By Njirani Muchra | Daily Monitor, Uganda
What brings you to Uganda and what is your message to the country?
Let me start by thanking you for this interview with Daily Monitor. This is my first visit to Uganda and I welcome the opportunity to see firsthand the progress that Uganda is making and to focus on the challenges ahead.
I look forward to engaging with President Yoweri Museveni, your policymakers, business leaders, legislators, women leaders, and representatives of civil society. I want to share the IMF’s views, but first and foremost, I am here to listen.
There are several important issues I wish to discuss during my visit. What is Uganda’s growth strategy? How can it address domestic issues such as poverty and inequality?
There is also the challenge of having to carefully balance spending on infrastructure and on social areas, such as health and education.
These are issues that are also faced by other countries in the region and, indeed, globally.
IMF Relations with Uganda
Uganda has had Policy Support Instrument (PSI) programmes with the IMF since 2006.
These programmes aim to support low-income countries that do not need IMF financing, but want close engagement with us via monitoring and policy support.
Uganda has made significant progress in a number of areas under the current programme.
For example, the tax-to-GDP ratio has increased by 2 per cent of GDP over the last three years along with improvements in the collection and administration of taxes.
This helps pay for the increased investment in infrastructure and will contribute to keeping public debt at a manageable level.
Moreover, the programme has helped to provide a framework for economic policies and reforms that can boost medium-term growth.
The PSI also integrates IMF capacity development and training in support of these efforts.
This includes visits by teams from IMF headquarters and our Africa Regional Technical Assistance Centre in Dar es Salaam (East AFRITAC), as well as participation by Ugandan officials in training courses in Washington and at our Africa Training Institute in Mauritius.
Some of the areas in which we have provided this type of support include public finance management and inflation targeting to help guide monetary policy.
IMF’s Growth Outlook for Uganda
Uganda is a vibrant and diverse economy.
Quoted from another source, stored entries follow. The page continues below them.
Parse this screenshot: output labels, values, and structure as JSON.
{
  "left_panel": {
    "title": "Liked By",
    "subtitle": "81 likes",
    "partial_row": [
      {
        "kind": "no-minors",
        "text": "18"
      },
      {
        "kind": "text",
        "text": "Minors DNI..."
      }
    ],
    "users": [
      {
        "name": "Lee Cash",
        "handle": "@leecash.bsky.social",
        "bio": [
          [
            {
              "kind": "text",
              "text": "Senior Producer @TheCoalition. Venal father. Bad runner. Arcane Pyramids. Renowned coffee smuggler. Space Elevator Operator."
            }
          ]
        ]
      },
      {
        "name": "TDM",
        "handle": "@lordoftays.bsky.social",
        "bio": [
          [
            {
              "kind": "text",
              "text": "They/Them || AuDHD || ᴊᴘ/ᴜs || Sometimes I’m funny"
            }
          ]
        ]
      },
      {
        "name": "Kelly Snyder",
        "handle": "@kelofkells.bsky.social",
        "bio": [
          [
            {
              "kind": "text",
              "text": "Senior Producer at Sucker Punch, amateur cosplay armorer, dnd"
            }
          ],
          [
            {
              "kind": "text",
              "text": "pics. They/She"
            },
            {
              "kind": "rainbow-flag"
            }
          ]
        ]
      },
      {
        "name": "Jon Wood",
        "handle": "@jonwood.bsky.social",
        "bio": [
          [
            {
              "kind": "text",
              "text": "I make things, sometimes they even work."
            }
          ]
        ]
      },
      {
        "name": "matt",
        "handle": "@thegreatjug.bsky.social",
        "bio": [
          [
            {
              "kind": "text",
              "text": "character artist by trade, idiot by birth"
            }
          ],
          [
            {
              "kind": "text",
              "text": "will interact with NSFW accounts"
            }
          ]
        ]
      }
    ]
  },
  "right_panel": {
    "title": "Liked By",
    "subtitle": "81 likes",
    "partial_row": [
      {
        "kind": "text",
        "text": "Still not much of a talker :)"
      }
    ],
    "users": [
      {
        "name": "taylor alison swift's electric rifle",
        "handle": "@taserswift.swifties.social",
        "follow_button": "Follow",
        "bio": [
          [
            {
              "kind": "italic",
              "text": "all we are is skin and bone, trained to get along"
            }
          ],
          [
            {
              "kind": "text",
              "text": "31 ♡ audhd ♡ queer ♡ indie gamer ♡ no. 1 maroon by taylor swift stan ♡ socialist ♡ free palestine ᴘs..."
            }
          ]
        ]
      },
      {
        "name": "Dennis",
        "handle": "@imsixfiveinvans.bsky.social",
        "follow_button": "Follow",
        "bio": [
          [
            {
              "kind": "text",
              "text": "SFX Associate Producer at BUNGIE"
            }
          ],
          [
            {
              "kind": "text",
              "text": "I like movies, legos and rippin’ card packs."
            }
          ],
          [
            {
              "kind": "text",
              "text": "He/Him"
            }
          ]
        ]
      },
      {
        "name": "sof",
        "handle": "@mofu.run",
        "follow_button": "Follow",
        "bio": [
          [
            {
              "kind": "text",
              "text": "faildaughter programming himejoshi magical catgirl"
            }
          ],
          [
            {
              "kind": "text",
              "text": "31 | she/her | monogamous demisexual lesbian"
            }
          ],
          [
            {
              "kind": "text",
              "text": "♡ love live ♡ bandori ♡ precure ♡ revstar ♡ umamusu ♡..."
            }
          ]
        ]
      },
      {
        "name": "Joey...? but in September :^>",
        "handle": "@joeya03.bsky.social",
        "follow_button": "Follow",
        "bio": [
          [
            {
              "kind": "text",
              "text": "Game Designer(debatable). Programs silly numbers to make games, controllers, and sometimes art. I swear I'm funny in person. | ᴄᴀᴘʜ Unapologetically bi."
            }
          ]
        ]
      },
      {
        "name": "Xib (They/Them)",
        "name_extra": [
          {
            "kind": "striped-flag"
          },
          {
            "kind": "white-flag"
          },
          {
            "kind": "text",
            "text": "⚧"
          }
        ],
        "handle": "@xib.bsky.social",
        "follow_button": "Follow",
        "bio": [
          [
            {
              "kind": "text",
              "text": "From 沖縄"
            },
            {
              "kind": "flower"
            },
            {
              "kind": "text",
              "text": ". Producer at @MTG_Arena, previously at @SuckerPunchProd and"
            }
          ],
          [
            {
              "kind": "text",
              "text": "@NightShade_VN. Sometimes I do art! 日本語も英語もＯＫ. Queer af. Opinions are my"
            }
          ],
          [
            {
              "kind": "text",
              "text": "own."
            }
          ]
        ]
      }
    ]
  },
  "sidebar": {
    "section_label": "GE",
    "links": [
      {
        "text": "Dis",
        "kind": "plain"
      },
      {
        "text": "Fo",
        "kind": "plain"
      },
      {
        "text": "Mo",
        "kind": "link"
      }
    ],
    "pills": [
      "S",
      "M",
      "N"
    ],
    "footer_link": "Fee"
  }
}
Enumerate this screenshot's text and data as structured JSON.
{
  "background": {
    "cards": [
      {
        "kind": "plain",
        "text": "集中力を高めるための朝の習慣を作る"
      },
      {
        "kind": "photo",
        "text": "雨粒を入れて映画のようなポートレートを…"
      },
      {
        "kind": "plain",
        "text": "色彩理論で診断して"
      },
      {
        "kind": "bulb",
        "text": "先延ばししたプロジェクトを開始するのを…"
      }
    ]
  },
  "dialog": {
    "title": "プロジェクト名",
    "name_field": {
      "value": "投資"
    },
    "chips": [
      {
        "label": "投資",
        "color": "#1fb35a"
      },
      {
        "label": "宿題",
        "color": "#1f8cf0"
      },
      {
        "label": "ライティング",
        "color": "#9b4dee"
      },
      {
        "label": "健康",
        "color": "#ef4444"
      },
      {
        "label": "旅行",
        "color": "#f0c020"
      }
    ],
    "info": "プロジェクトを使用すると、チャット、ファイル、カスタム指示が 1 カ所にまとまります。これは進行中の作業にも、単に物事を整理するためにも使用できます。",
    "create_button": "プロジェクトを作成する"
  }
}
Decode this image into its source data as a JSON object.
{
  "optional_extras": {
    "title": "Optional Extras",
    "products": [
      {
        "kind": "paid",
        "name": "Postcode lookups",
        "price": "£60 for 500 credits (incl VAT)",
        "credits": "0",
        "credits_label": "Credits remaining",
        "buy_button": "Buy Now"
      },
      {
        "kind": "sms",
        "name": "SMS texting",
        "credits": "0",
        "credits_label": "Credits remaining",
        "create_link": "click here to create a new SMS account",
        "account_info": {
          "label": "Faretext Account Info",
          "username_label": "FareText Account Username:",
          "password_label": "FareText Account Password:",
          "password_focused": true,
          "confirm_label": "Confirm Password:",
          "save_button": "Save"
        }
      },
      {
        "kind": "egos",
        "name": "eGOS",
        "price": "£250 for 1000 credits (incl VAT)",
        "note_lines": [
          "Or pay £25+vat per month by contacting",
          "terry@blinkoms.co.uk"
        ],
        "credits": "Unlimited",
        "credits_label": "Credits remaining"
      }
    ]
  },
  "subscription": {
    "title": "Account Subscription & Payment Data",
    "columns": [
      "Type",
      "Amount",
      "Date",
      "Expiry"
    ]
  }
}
It has experienced impressive growth and poverty reduction over the last three decades.
Robust and finely balanced macroeconomic policies have enhanced the collection of more domestic revenue, kept inflation in check, and facilitated more spending on key sectors such as energy and transport.
We forecast growth will be about 5 per cent in 2017, broadly similar to the last few years.
Over the medium term, we expect growth to accelerate to over 6 per cent, as the ongoing infrastructure developments bear fruit, investments in the oil sector pick up, and integration in the East African Community creates new opportunities.
It is essential that there be sufficient money allocated for high-quality social spending so that Uganda can make further progress on reducing poverty, raising living standards for all its citizens, and creating more jobs for its young people. This will be crucial in the country’s efforts to achieving the Sustainable Development Goals.
Uganda’s Infrastructure Spending
Based on the fiscal framework that the government outlined in December, our assessment is that Uganda remains at low risk of debt distress. This means that Uganda’s debt is projected to remain at manageable levels, even in the case of shocks.
Over the next few years, Uganda’s debt-to-GDP ratio will continue to rise as the government carries out large infrastructure investment projects. But once these projects are completed and contribute to growth, exports, and fiscal revenues, the debt level is projected to decline again.
Uganda needs to borrow to raise funds for key projects and can afford to do so as long as this external financing is at low interest rates, and preferably on concessional terms (low interest rates and long maturities).
The financing available domestically is not sufficient for the government and the private sector to carry out the necessary investments in a reasonable timeframe.
External borrowing thus allows for higher rates of investment than otherwise possible. It is important that the investment projects that are being financed are implemented in a cost-effective manner, and chosen to generate the biggest possible return in terms of higher growth while keeping debt at manageable levels.
Lastly, how can we ensure that recently-found oil resources benefit all Ugandans?
The oil price movements over the last few years underscore how important it is to have a sound fiscal framework for managing oil revenues.
An effective framework should allow the sustainable use of oil revenues without exposing the government to the risk of having to adjust spending dramatically from year to year, depending on whether prices are up or down.
Strong institutions are critical, and along with prioritisation in the budget process, can help ensure that oil resources, just like all other resources available to the government, benefit all Ugandans, including future generations. The IMF stands ready to work with the government in this area.